Realization of a major portion of the Company’s assets as of December 31, 2019, is dependent upon continued operations. The Company is dependent on generating additional revenue or obtaining adequate capital to fund operating losses until it becomes profitable. For the year ended December 31, 2019 we raised approximately $2.0 million from the issuance of short-term and long-term debt, and $0.2 million from outside minority investment in a new subsidiary, offset by payments of principal on short term notes and capital leases of $0.4 million. In addition, the Company has undertaken a number of specific steps to continue to operate as a going concern. The Company continues to focus on developing organic growth in our operating companies and improving gross and net margins through increased attention to pricing, aggressive cost management and overhead reductions, including discontinuing a line of business with insufficient margins. Critical to achieving profitability will be the ability to license and or sell, permit and operate though the Company’s joint ventures and licensees the CoronaLux™ waste destruction units.
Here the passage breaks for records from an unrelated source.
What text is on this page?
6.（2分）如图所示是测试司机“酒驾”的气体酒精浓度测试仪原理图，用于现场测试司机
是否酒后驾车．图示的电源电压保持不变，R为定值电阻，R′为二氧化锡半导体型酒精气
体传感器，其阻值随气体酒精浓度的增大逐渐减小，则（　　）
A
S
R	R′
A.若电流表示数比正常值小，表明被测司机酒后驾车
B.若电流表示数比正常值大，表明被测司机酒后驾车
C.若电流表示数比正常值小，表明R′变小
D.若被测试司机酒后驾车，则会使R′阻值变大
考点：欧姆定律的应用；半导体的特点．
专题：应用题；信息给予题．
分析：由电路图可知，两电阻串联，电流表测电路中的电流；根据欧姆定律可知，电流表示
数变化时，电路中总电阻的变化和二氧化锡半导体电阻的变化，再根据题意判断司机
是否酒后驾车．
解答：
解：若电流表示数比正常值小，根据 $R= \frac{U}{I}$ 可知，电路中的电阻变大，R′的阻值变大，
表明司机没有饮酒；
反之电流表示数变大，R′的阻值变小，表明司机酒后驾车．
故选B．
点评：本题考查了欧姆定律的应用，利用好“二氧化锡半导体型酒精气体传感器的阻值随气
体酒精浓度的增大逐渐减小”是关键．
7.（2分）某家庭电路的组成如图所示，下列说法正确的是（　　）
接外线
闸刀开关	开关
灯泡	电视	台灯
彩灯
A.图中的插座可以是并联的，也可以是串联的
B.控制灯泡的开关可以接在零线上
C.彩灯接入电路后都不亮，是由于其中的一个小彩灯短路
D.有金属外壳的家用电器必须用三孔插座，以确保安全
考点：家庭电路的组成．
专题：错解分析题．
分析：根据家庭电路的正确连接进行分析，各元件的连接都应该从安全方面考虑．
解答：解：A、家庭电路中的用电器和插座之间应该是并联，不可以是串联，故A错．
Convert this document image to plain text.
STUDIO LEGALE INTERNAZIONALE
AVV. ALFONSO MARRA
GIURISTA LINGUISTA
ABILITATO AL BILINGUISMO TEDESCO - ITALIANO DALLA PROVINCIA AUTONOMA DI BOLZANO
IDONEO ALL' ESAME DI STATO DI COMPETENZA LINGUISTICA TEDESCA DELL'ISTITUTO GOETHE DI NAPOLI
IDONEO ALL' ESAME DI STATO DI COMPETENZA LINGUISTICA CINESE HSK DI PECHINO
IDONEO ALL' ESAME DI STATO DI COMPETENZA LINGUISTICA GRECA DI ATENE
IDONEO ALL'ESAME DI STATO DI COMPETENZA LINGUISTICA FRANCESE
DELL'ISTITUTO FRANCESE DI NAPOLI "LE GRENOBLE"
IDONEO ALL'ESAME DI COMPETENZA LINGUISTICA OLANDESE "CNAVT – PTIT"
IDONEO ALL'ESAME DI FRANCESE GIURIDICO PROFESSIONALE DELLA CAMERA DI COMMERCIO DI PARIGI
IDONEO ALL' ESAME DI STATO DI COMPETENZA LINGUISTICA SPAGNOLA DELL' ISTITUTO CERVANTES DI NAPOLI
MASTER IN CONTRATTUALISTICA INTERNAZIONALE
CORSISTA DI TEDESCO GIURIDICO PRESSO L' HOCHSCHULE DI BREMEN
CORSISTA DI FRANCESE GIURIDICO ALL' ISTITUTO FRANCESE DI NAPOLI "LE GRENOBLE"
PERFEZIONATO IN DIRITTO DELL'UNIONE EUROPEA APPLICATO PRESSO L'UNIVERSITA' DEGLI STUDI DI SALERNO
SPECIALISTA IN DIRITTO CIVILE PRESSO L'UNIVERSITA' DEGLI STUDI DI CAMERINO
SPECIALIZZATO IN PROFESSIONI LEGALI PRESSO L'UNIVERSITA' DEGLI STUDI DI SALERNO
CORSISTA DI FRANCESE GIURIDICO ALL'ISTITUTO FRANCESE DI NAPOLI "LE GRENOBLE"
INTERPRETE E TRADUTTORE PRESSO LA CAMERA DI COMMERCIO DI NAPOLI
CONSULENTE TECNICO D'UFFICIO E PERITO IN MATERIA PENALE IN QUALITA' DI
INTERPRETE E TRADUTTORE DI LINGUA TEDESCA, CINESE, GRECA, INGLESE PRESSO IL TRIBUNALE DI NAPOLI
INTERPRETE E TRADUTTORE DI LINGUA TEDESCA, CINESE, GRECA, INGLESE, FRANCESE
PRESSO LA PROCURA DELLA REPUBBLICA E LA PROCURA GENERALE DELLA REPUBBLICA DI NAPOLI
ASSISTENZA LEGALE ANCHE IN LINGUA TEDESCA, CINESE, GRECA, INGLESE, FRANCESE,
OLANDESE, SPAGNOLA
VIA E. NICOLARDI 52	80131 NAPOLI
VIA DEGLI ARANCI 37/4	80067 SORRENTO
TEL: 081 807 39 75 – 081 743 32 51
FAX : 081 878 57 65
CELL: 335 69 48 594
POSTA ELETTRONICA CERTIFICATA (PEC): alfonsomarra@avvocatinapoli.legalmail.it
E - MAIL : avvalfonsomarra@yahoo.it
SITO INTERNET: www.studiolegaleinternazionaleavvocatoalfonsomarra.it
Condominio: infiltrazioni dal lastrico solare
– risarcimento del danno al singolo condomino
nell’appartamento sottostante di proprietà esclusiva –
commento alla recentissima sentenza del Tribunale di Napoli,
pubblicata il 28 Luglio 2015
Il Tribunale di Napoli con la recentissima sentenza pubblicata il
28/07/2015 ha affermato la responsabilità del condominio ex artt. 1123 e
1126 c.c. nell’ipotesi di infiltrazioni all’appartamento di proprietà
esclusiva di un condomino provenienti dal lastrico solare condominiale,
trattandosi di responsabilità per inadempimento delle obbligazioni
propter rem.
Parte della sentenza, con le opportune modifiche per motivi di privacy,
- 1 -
The Company has increased business development efforts to address opportunities identified in expanding markets attributable to increased interest in energy conservation and emission control regulations. In addition, the Company is evaluating various forms of financing which may be available to it. There can be no assurance that the Company will secure additional financing for working capital, increase revenues and achieve the desired result of net income and positive cash flow from operations in future years. These financial statements do not give any effect to any adjustments that would be necessary should the Company be unable to report on a going concern basis.